JEQ: Bom!… Gostaria que cada um, ao abrir o livro, percebesse que todos estamos lá, no texto e na Terra que nos acolhe num abraço global, sem distinções de credos, de espécies, de raças, de cor, de géneros ou de castas. E que sejamos capazes de perceber, desde logo, que na condição de seres vivos sobre a Terra todos aqui estamos em aprendizagens e em trânsito, entrados num jogo em que somos as pedras mais importantes e as que mais vítimas somos de nós mesmos, pela ilusão de que conquistando o mundo conquistamos o direito à eternidade. Assim não é, de facto, e só por isso estamos a ser levados a nos perder numa espiral de loucura pela conquista de qualquer poder efémero fora de nós mesmos. 

 

O autor José Emanuel Queirós, estará presente em Cabeceiras de Basto, na sede da Adbasto, Quinta da Mata,  com entrada gratuita, no próximo dia 14 de Fevereiro (sábado), pelas 15H00, para a apresentação do livro “TERRA - Portal de Vida, Planeta do Homem”, que será seguido de debate.

 

*NOTA BIOGRÁFICA

José Emanuel Queirós é geógrafo (lic. em Geografia) e pós-graduado em Gestão de Riscos Naturais na especialidade de geomorfologia, pela Universidade do Porto.

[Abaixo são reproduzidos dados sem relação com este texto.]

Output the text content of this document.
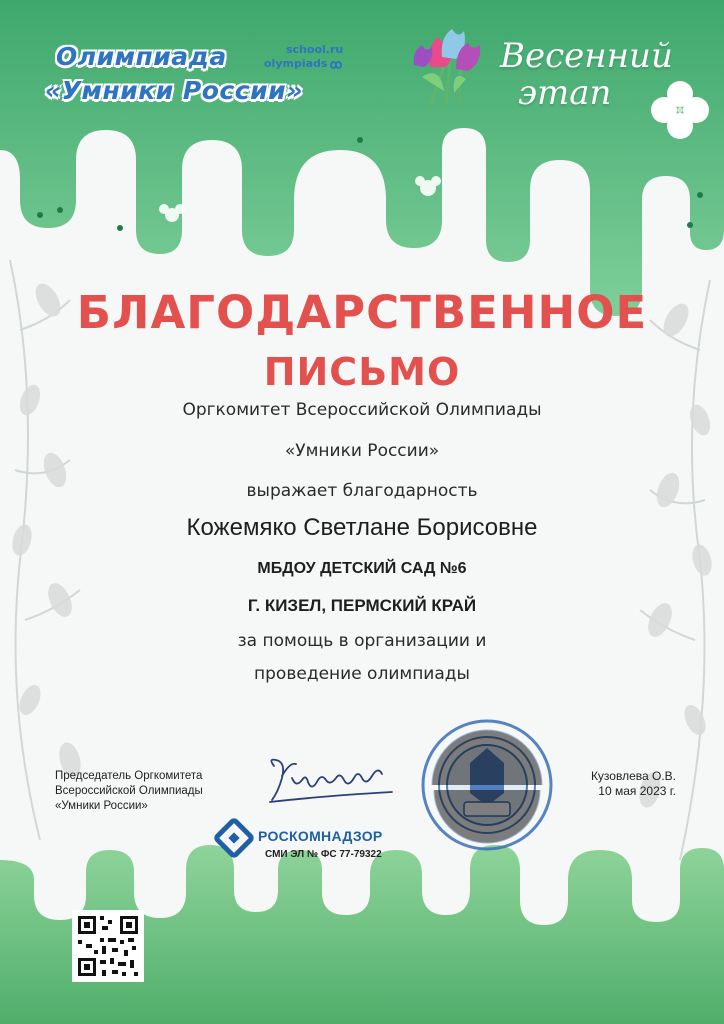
Олимпиада
«Умники России»
school.ru
olympiads	Весенний
этап
БЛАГОДАРСТВЕННОЕ
ПИСЬМО
Оргкомитет Всероссийской Олимпиады
«Умники России»
выражает благодарность
Кожемяко Светлане Борисовне
МБДОУ ДЕТСКИЙ САД №6
Г. КИЗЕЛ, ПЕРМСКИЙ КРАЙ
за помощь в организации и
проведение олимпиады
Председатель Оргкомитета
Всероссийской Олимпиады
«Умники России»
РОСКОМНАДЗОР
СМИ ЭЛ № ФС 77-79322
Кузовлева О.В.
10 мая 2023 г.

Foi docente no ensino médio e superior, colaborador na imprensa regional, além de promover e participar em inúmeras iniciativas de alcance social e cultural, donde se destaca o «Movimento Cidadania para o Desenvolvimento no Tâmega».

Desenvolve actividade no domínio da Protecção Civil, realizando palestras de sensibilização sobre as dinâmicas físicas da Terra e os riscos que as sociedades e o homem enfrentam.